Alexa Voice Services (AVS) is already widely used with its Echo smart speakers and other devices that can be connected to a network or the internet, such as lightbulbs and TVs.
Adding voice controls was costly as Alexa devices had a minimum requirement of at least 100 megabytes of on-device RAM and an ARM Cortex «A» class microprocessor to have enough processing power to handle voice commands.
That’s no longer the case as the tech giant will use its cloud to handle most of the processing requirements with Alexa Voice Services for IoT, reducing the costs of voice control by up to 50%. The baseline requirement has now been reduced to 1MB of RAM and Arm Cortex M-class microcontrollers.
The move also means that retrieving, buffering and decoding on devices will also be offloaded to its cloud. As such, everything from light switches to thermostats can now be controlled entirely using voice with AVS for IoT.

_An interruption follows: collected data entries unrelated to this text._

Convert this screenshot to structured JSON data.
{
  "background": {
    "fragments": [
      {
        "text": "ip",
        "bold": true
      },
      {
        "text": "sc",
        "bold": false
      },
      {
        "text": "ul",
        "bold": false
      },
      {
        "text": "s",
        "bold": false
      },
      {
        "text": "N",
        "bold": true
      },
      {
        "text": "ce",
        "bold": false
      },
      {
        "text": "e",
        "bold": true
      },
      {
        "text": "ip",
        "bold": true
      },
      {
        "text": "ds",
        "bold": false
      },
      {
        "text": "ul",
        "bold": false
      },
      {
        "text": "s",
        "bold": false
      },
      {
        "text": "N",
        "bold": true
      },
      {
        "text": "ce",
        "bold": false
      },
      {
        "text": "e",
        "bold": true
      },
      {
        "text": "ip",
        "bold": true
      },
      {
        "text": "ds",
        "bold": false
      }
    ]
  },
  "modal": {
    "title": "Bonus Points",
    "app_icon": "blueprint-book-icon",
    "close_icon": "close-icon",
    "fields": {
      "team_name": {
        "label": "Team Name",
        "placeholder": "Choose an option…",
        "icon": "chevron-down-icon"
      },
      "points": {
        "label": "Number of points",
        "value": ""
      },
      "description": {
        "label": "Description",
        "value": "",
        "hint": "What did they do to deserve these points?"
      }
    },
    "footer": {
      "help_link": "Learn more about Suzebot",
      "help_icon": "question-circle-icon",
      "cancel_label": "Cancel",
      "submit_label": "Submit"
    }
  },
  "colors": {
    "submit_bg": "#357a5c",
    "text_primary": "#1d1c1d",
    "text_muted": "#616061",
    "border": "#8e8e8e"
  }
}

«We now offload the vast majority of all of this to the cloud,» AWS IoT VP Dirk Didascalou told TechCrunch. «So the device can be ultra dumb. The only thing that the device still needs to do is wake word detection. That still needs to be covered on the device.
«It just opens up the what we call the real ambient intelligence and ambient computing space,» he said. «Because now you don’t need to identify where’s my hub – you just speak to your environment and your environment can interact with you. I think that’s a massive step towards this ambient intelligence via Alexa.»
The cloud giant made a number of IoT announcements aimed at simplifying IoT services for companies deploying large swathes of devices. It revealed added features to AWS IoT Greengrass, for example, which has been given capabilities for Docker. This extends AWS functions to connected devices, allowing businesses to perform data collection and analysis at the edge. The update is with Docker containers, which make it easier to move compute workloads to and from the edge.